大手スーパーが経営する地方都市の大型ショッピングモールに中古品売買の店を構える男性(59)。店の営業時間は、スーパーに合わせざるを得ず、朝9時から夜9時まで。しかも年中無休だ。夫婦と息子、パート2人で店を回すが、親類の結婚式や葬式にも家族全員では参加できない。盆も正月もなく、旅行も難しい。それでも、セキュリティーや顧客にとっての利便性などでメリットが大きく、スーパーを出ていけないという。

●1日休んでもプラス

 大型スーパー内で働いて37年。当初は休館日が年に36日あったが徐々に減り、00年に大規模小売店舗法が廃止されて閉店時間や休館日の規制がなくなった結果、現在は0日だ。長時間労働による日々の疲労に加えて売り上げ不振が続くと胃が痛み、食も進まなくなる。男性は、

「スーパーは大手2社の競争が激しく、現場の人たちに無理を押し付けている。百貨店、スーパー、コンビニにはそれぞれの役割があり、スーパーが年中無休で朝から夜まで店を開ける必要もないと思うんですけどね」

 とぼやいた。

『日本の消費者はなぜタフなのか』の著書がある中央大学の三浦俊彦教授は、

「もはや知られたことですが、日本の消費者は商品やサービスへの要求が世界一厳しい」

 と指摘する。そんな消費者がいたから日本の製造業は競争力をつけることができたのだが、

「日本企業は先回りして商品やサービスを開発することで、消費者を甘えさせてしまっている」

 消費者の利便性向上や売り上げ競争のために、サービスは手厚くなる一方。だが、それを見直そうという動きも、少しずつ出始めている。

 今年1月、百貨店最大手の三越伊勢丹ホールディングスが首都圏の伊勢丹、三越の計8店舗で前年まで初売りを行っていた2日の営業を取りやめた。従業員らの負担軽減が目的だ。5年前、老舗「虎屋」の黒川光博社長ら百貨店に出店している企業が「休業日を増やして」と申し入れていた。

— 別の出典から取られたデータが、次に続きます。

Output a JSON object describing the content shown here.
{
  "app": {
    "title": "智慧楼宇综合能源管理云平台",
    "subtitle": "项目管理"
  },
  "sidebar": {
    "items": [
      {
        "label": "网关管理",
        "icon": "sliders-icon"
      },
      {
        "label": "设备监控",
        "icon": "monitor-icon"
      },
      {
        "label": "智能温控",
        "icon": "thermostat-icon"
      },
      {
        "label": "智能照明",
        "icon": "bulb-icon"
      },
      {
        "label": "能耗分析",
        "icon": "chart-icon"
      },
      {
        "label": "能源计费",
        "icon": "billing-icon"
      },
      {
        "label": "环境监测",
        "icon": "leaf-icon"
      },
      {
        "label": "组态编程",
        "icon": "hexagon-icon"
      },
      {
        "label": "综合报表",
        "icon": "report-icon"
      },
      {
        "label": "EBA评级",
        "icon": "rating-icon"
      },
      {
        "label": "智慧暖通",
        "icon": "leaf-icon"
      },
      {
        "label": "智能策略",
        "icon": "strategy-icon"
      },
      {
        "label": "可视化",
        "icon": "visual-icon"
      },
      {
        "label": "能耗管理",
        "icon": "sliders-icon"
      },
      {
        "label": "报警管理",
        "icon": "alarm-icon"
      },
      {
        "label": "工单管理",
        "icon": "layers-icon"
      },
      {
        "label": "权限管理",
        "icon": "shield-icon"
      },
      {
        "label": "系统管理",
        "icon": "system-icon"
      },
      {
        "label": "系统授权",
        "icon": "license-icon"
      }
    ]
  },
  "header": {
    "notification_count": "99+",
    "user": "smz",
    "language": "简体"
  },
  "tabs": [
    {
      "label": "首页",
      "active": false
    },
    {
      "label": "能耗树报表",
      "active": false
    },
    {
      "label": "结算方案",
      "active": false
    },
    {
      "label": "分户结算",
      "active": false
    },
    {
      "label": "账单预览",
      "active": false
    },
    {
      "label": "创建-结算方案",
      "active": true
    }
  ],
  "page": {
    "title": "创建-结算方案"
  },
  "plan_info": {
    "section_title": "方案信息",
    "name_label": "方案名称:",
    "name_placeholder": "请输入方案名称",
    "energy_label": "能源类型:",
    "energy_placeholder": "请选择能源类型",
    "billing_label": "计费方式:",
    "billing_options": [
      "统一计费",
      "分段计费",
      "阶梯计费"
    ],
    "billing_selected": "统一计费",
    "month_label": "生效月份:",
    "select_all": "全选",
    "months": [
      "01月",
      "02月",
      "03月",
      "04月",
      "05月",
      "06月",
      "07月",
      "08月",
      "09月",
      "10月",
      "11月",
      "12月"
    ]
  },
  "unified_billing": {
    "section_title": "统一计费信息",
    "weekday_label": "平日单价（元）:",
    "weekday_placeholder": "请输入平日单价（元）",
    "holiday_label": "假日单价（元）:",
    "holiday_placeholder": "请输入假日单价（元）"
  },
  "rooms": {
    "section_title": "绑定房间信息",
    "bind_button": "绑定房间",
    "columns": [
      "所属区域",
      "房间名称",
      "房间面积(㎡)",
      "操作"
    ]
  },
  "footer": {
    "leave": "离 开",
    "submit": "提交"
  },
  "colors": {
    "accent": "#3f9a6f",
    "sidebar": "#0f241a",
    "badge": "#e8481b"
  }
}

 同ホールディングスによると、1月2日を休業にしたことで、社員や出店企業の販売員3万人弱が休めたという。昨年までは初売りの準備で元日も出勤する人がいたが、そんな人たちも休めた。社員や販売員からは「百貨店に入った以上、お正月はないと思っていたのでうれしい」「1月3日の初商いはやる気を持って臨めた」という声が寄せられたという。顧客からのクレームもなく、1月2日に休業した基幹店の伊勢丹新宿本店と三越銀座店では、一日分の売り上げがゼロになったにもかかわらず、1月全体の売り上げは前年同月比でプラスだった。